When I began to write this book, Castro was still strong enough to stand in the midday sun and give two-hour-long speeches. As I finished it, he had vanished from view, suffering from a severe intestinal disorder, having handed power over to his then seventy-six-year-old younger brother, Raúl. "The Revolution is stronger than ever," Raúl had proclaimed in 2009 on the occasion of the revolution's fiftieth anniversary. "Glory to our heroes and martyrs." News photographs of the event showed Raúl dressed in military uniform, addressing an invited audience of elderly army officers under the hot Caribbean sun. It was a significant symmetry: half a century before, a young and charismatic lawyer had taken power in Havana, displacing a corrupt dictator, while an old general, President Eisenhower, sat in the White House. Now, fifty years later, a young, charismatic, and black lawyer was in the White House, while an aging white general sought to maintain the dream of a flawed revolution in Cuba.
Far too much, whole libraries, has already been written about the revolution. As the island limps toward the end of the Castro brothers' rule, what interests me more are the events that preceded and caused it. A famous historian once suggested to me that recovering a better knowledge of this history could play as crucial a role in the country's future as it did in Russia before the fall of the Soviet Union. If so, thinking about Cuba's "before" therefore also meant thinking about its "after." In Havana, a wise friend counseled me that this was a vain and preposterous task. Better, he said, to ponder something else, as so many people had been proven so wrong over so many years. I only half took his advice, though, as it is impossible not to wonder about Cuba's future even if I have done so through the lens of its past.

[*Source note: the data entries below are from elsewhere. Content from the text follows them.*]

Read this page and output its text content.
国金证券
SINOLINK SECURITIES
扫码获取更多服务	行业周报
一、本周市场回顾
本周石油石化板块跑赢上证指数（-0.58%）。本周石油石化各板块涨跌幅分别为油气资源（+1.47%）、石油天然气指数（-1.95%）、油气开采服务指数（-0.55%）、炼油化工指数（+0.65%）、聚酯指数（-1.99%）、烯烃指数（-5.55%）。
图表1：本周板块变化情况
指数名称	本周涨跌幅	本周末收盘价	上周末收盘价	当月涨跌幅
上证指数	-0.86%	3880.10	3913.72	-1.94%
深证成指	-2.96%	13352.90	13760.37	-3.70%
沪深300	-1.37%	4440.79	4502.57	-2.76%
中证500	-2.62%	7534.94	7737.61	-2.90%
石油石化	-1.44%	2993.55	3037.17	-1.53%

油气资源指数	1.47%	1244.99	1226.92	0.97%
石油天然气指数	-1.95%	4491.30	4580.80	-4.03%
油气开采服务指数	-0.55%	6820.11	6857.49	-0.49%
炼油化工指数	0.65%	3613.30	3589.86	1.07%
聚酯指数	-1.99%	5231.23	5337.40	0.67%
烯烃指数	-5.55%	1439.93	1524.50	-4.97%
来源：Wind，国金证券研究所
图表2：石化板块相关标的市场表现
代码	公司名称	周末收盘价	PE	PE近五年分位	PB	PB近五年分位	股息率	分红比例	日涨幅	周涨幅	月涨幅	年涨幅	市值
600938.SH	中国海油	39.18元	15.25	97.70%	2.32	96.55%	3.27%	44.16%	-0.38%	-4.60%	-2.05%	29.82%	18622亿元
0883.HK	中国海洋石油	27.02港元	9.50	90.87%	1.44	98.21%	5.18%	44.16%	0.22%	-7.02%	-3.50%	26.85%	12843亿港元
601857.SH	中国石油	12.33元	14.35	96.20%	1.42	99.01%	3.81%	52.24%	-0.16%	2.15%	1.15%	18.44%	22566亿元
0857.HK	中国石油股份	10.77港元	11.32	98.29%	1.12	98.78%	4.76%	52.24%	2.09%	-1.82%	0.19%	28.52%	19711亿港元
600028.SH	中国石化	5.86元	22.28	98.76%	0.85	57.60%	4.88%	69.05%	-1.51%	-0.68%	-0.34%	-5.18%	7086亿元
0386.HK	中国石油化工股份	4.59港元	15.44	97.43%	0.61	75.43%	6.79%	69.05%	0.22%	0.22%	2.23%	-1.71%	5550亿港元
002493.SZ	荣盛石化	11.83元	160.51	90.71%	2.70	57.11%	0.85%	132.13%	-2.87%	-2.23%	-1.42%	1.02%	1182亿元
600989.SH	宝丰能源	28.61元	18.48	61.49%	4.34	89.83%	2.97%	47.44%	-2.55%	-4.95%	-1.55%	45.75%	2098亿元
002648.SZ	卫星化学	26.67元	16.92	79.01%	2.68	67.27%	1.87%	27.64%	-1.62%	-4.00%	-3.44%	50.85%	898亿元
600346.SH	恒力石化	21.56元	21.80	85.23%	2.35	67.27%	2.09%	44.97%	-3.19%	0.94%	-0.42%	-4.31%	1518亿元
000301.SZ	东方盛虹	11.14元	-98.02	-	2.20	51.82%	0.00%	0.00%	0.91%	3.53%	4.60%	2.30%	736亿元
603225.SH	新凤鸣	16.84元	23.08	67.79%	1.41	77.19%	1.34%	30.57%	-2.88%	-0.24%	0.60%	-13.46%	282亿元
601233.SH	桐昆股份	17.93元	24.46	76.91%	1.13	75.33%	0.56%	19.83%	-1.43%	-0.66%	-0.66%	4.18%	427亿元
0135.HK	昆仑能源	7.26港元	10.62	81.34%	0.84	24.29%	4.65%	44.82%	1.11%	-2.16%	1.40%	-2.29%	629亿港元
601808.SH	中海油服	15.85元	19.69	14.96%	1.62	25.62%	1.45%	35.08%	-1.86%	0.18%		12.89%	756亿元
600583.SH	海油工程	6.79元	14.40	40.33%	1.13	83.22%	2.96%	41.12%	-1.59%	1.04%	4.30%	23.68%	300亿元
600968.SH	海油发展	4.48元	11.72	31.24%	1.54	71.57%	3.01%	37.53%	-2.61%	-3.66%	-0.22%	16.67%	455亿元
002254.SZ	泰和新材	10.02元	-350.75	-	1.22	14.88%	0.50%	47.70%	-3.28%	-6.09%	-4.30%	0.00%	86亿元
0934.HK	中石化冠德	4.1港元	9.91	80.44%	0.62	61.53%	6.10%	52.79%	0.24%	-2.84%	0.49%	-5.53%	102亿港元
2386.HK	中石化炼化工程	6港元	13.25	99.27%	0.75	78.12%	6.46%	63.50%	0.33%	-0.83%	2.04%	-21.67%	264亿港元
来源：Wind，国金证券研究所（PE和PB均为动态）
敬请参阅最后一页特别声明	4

I think of a speech that Winston Churchill gave in the House of Commons when Neville Chamberlain died in 1940. The great British wartime prime minister — who first saw action in Cuba as a young man, where he began to smoke large cigars — described to Parliament how history, "with its flickering lamp, stumbles along the trail of the past, trying to reconstruct its scenes, to revive its echoes, and kindle with pale gleams the passion of former days." So it is that my concern here is with the flickering myths, untold stories, and simple facts that surround the life and businesses of Cuba's once-richest man, and the Cuba in which he lived. Sometimes I have turned to my mother's family to help reveal these half-hidden times. This is not out of any sense of vanity. Rather it is because they also formed part of a prerevolutionary way of life that supposedly heaped so many inequities on the island that civil war, the exile of a tenth of the population, and the enduring struggle of those who remained were somehow inevitable. Shrunken, their stories form part of a calumnious revolutionary narrative that diminishes Cuba's past — sometimes inglorious, but not always. Expanded and brought back to life, they also suggest happier futures.